The Sunday Mail
THERE has been a lot of hype about Kwesé TV since it officially launched in Zimbabwe not long ago.
The excitement has been about how it is easier to subscribe for the pay TV platform compared to DStv.HERE has been a lot of hype about Kwesé TV since it officially launched in Zimbabwe not long ago.
But besides a flexible payment system, what else does Kwesé TV have to offer?
Their bouquet costs US$29 per month for only 15 channels — US$4 more expensive than DStv’s Compact bouquet which has double the number of channels plus a host of radio stations.
As such, it is a waste of time comparing Kwesé TV to the DStv Compact Plus and Premium bouquets.
It will be interesting to see what will happen when Kwesé TV increases the number of channels on their bouquet.
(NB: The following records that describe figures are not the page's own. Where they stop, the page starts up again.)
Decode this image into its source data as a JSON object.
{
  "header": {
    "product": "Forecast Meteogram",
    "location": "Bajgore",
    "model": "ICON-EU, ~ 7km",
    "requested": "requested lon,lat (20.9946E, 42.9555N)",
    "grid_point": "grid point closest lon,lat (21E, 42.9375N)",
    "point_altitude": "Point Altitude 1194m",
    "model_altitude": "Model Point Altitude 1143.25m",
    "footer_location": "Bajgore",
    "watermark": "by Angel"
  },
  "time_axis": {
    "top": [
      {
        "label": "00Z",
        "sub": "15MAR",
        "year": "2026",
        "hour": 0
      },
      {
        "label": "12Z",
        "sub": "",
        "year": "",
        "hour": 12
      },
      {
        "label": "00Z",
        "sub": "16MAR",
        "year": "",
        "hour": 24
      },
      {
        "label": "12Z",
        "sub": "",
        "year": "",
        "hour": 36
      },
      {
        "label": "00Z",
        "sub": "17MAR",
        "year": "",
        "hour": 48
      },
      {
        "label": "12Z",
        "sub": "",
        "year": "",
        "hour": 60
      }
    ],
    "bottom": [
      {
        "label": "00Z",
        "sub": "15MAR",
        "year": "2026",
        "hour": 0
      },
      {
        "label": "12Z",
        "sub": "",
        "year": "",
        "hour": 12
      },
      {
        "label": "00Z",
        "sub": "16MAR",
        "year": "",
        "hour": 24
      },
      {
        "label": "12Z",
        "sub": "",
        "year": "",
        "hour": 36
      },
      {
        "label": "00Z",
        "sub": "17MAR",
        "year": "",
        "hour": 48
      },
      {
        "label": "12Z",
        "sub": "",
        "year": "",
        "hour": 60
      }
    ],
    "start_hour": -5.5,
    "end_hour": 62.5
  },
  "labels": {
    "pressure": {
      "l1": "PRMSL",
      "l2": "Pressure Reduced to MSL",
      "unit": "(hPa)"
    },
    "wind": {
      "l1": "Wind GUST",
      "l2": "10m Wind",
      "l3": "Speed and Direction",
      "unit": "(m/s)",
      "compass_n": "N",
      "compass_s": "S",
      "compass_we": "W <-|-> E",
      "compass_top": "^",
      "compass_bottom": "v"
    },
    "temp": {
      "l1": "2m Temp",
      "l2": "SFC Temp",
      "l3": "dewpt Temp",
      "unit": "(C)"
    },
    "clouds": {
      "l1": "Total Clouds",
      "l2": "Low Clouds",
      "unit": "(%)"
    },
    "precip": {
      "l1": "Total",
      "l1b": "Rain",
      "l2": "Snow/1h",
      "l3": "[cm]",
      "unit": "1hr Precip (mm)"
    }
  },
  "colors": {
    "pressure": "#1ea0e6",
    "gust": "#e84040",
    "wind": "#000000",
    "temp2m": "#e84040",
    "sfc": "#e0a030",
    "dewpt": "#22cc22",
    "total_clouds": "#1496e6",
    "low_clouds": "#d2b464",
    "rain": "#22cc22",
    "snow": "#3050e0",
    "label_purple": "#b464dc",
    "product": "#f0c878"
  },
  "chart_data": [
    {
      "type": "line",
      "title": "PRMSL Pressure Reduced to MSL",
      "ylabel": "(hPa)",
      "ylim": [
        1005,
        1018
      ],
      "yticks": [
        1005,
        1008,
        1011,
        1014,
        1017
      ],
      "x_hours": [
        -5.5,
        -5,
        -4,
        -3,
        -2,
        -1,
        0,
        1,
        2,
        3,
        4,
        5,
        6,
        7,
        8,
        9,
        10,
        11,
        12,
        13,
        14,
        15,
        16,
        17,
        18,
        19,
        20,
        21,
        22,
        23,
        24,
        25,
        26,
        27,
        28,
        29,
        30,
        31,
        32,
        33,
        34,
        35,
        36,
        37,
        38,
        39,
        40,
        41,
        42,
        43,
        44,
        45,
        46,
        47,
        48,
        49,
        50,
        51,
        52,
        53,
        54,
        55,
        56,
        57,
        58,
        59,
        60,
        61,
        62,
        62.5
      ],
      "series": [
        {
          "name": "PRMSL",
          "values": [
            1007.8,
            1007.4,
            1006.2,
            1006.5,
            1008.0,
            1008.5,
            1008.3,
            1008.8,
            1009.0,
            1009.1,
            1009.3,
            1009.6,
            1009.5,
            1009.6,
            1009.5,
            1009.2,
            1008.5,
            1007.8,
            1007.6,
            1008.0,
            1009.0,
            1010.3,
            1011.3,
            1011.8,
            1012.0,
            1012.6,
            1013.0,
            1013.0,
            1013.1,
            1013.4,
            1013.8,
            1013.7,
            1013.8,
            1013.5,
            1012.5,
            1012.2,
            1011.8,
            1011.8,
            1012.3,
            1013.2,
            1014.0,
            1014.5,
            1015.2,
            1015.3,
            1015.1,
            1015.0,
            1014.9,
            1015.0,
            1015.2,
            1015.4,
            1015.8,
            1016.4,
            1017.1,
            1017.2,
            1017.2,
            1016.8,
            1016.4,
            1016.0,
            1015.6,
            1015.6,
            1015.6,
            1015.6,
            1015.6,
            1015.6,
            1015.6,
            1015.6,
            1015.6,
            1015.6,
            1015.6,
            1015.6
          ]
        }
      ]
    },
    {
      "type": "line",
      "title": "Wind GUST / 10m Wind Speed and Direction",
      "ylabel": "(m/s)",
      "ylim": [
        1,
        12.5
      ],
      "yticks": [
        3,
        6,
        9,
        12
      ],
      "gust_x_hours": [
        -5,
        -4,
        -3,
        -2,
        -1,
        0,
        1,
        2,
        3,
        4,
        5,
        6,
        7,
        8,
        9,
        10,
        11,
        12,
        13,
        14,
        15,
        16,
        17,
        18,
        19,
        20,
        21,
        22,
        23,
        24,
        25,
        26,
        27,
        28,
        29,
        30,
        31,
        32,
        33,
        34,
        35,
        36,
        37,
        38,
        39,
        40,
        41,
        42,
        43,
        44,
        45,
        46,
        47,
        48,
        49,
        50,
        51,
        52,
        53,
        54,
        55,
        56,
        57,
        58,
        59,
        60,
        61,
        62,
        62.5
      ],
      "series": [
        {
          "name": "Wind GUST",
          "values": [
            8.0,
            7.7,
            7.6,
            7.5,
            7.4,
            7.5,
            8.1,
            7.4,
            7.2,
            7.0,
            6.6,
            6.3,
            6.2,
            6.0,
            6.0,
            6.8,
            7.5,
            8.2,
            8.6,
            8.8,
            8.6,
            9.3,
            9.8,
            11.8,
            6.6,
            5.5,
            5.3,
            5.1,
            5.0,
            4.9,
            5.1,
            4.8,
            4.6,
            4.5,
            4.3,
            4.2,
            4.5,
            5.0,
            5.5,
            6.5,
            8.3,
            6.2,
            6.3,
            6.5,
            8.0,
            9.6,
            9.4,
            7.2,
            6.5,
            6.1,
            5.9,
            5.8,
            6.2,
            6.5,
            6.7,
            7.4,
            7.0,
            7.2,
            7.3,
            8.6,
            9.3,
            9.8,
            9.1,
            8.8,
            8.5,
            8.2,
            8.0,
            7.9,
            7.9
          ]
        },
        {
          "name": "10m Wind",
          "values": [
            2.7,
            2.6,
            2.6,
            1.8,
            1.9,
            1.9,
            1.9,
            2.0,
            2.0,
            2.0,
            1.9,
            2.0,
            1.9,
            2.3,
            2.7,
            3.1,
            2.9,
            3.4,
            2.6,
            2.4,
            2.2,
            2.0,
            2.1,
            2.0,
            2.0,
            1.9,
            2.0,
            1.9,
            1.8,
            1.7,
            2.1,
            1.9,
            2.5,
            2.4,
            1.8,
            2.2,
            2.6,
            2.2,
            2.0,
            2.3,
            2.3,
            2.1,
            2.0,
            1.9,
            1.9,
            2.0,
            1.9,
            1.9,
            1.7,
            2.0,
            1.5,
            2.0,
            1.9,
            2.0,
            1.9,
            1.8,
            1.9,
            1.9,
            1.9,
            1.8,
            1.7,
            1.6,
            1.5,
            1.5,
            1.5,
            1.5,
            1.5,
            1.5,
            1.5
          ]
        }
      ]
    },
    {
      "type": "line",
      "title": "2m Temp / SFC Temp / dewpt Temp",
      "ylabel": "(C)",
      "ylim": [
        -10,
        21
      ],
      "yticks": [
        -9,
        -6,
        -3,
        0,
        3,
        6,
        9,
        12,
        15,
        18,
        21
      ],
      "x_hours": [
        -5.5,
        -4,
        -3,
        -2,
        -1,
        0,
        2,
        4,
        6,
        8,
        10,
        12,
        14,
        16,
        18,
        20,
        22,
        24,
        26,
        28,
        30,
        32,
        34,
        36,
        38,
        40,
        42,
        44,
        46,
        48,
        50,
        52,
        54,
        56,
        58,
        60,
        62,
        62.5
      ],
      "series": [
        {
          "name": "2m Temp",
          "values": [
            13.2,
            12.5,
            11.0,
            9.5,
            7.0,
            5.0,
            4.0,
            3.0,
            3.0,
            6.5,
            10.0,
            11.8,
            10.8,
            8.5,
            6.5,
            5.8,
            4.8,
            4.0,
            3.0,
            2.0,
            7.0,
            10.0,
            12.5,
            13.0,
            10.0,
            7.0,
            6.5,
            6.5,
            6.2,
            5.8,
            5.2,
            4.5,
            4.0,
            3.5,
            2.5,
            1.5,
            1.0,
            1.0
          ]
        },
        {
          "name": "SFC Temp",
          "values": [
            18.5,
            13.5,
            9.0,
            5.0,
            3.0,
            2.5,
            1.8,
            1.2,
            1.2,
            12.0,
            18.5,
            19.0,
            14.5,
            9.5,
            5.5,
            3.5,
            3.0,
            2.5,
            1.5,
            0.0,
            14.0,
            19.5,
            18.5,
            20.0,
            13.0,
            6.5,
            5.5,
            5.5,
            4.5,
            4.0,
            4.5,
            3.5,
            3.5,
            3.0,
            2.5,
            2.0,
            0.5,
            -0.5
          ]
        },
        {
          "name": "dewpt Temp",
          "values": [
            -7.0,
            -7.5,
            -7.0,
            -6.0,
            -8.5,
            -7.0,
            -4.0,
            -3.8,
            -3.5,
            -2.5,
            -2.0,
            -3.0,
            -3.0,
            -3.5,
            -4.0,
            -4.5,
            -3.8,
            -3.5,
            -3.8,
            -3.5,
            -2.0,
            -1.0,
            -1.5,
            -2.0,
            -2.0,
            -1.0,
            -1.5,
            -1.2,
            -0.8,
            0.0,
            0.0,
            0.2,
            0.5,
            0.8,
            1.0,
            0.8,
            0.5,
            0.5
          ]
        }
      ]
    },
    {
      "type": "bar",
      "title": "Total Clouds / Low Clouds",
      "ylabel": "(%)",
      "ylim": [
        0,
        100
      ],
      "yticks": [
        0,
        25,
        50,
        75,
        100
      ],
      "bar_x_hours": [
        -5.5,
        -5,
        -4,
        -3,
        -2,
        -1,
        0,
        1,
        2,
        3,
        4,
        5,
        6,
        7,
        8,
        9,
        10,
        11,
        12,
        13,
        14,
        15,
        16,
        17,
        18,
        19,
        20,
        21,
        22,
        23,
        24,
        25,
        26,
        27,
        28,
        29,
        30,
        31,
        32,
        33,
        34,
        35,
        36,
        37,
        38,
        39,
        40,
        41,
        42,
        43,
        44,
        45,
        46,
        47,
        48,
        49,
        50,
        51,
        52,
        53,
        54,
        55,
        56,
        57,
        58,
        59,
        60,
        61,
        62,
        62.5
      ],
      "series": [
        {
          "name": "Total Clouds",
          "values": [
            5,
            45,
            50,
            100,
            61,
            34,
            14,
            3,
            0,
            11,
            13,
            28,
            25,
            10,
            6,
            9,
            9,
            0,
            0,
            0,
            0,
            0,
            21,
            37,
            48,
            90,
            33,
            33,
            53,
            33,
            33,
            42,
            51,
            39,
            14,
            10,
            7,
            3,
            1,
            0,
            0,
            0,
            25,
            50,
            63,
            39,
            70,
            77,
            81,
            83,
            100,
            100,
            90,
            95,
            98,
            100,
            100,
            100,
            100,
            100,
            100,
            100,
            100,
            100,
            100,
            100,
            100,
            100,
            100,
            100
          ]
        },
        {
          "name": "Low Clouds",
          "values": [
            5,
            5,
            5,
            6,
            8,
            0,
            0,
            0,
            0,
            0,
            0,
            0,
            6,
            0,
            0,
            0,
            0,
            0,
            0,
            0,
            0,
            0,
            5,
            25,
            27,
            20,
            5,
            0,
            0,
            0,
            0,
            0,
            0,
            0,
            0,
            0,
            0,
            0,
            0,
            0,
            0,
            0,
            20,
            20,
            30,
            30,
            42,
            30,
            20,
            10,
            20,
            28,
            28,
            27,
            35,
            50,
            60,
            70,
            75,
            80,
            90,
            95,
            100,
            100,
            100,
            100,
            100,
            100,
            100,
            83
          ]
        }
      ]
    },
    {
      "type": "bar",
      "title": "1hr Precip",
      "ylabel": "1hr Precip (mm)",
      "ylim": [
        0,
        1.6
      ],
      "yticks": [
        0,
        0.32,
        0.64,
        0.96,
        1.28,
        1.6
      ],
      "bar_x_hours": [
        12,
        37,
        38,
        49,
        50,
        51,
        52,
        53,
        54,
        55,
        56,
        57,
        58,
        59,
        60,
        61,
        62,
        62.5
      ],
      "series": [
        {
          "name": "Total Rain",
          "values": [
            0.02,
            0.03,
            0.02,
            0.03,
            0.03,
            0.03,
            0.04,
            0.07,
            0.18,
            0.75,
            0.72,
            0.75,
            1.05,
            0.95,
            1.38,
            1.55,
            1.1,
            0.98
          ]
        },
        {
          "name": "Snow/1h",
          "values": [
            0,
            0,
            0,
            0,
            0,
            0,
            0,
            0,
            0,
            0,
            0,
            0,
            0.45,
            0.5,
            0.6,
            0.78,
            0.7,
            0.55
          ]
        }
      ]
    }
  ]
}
Will the prices remain the same considering their strategy of getting exclusive content? Will that cost be passed on to consumers?
Another area of concern to many customers is lack of local content on pay TV.
There was an outcry from DStv subscribers on the continent a couple of years ago with many saying it favoured South African shows over content from other African countries.
DStv responded by opening regional channels like Africa Magic, Maisha Magic and Mzansi Magic.
Zimbabwean content also found a home on DStv via Zambezi Magic from 2015. This platform, despite its challenges, has become an alternative to ZBC-TV for local producers.
The Sunday Mail Society sought answers to some concerns and frequently asked questions by potential and existing Kwese TV customers from executive assistant to Econet CEO Lovemore Nyatsine, but he has not responded to our questions since October 10 despite acknowledging receipt of them.
A local filmmaker, speaking on condition of anonymity, said so far there was nothing to celebrate for local content producers.
“The consumer will benefit from the coming in of Kwesé TV into Zimbabwe. However, for the local filmmaker there is no benefit whatsoever. They are not buying local content, they are not commissioning local content and they are not opening a local channel. Maybe they will have one or two presenters but that would be all,” said the prominent filmmaker.
The award-winning producer and director also urged Government to order Kwesé TV to have a channel dedicated to local content.
“We want people to watch local content and be proud of celebrating their culture with the rest of the world and promoting Zimbabwe as a tourism destination.”
Kwesé TV does not even carry local television station, ZBC-TV, despite it being a Broadcasting Authority of Zimbabwe requirement.
Kwesé TV Zimbabwe has been bashed by some clients for failing to install decoders within the advertised 72-hour period. It appears the Kwesé TV team has inadequate manpower.
Another major gripe is the absence of very popular English Premier League soccer coverage.
However, Strive Masiyiwa — who owns Kwesé’s parent company, Econet — has used his official Facebook page to say the lack of popular sport shows will not affect growth.
“When Netflix launched its services there were people who declared openly that it could not survive because it did not have rights to major sports rights like NBA, NHL and NFL, America’s biggest sports. There were no sports channels like ESPN.
“How could they challenge giant corporations that had been around for decades and had millions of customers and billions in the bank?” posted Masiyiwa.
“Today Netflix is worth US$85 billion. It is twice the size of Direct TV, the largest satellite broadcasting TV network in the US. The most successful entrepreneurs, are successful because they understand this simple observation. What do you see?”
Kwesé TV has struck a deal with US-based company Roku for what is said to be the world’s most advanced decoder, which does not need one to hire an installer.
It has been dubbed the Kwese Play decoder.
In another Facebook post, Masiyiwa said, “The most advanced decoder in the world today, the Roku streaming TV and media player is used for streaming digital TV channels (over the Internet). It currently allows people in the US to stream 3000 channels. Just imagine that! So far we have cleared rights for 100 channels of the 3000 available, and we are working to clear many more!”